I would be a liar if I didn't tell you right now that every day I fight the urge to break down in a fury of fear for the encroaching doom that seems eminent. sara and I have been known to use iceland's economic state as a comfort for our own. we are not alone in our struggles. and the debt, oh the debt, the adding and never subtracting. it has kept me up at nights. but why? my bank went bankrupt. and now my credit card company can't keep it together. why should I care that I owe them some dough? and WHAT IS THE WORST CASE SENARIO? what could possibly be so terrible? moving back in with the folks? two people that I respect very very much are currently living with their parents. let's not forget that my dad makes great coffee every morning and then pours quality wine at night. and my mom, well shoot, that woman lives to make her kids happy -- pancakes every day of the week if I so requested. the point is not that I am going to move back home, the point is that if I couldn't pay my bills, as I am so afraid I will not be able to, what is it that I am fearing would happen? bankrupcy? there are worse things. homelessness? I wouldn't be homeless -- besides my parents, there are always the parents of my homeless friends. I think what I am really afraid of is not being able to get sushi when I am craving it or taking a trip to mexico in january because I feel like a drink on the beach. what I am having a hard time with is the lack of freedom that the shackles of debt so expertly applies. joan didion said it best,

"The secret point of money and power in America is neither the things that money can buy nor power for power's sake... but absolute personal freedom, mobility, privacy. It is the instinct which drove America to the Pacific, all through the nineteenth century, the desire to be able to find a restaurant open in case you want a sandwich, to be a free agent, live by one's own rules."

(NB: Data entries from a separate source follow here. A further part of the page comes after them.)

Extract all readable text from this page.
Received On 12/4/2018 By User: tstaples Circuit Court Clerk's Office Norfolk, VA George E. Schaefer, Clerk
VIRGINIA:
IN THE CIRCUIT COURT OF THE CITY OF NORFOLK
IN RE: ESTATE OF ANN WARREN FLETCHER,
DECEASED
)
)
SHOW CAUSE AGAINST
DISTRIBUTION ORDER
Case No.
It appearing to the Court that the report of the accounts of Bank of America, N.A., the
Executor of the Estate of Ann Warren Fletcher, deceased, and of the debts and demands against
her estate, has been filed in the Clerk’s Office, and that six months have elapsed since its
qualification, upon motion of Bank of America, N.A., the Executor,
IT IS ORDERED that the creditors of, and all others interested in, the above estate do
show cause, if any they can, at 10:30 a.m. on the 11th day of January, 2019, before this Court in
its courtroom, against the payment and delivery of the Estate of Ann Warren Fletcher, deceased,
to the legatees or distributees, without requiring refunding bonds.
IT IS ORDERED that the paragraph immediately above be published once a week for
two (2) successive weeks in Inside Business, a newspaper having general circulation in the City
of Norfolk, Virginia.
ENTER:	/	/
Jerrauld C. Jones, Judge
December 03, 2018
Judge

and that is what I want, the luxury to live by my own rules, but why is that a luxury? how has freedom been given a monotary value? and how can I fight against a system that I don't actually believe in? I don't believe that money will make me happy. I don't believe that I need money to live a rich life. I don't believe that debt is an excuse for giving into a job that I hate. so what is it that I can do to free myself from buying into the widespread panic that I can't afford to accept?...
fighting it everyday. talking with friends who share my sentiments. taking trips I can't afford, but also can't afford to miss out on. selling my bone marrow. participating in medical studies. dog sitting and baby walking. singing on street corners. charging people money to watch me talk about nothing on the internet. picking free fruit off the trees in LA and selling it for a reasonable price. shaving jg's head and selling his locks at a premium price. laughing at myself everytime I start to worry about the ecomony, reminding myself that the u.s. of a. owes A LOT more money than I do. partaking in a lot of free activities like writing to friends and looking through photographs and waving at cute kids in strollers and remembering what really matters. the fact is, and this is what I have to remember, you can't put a price on rockin' in the free world.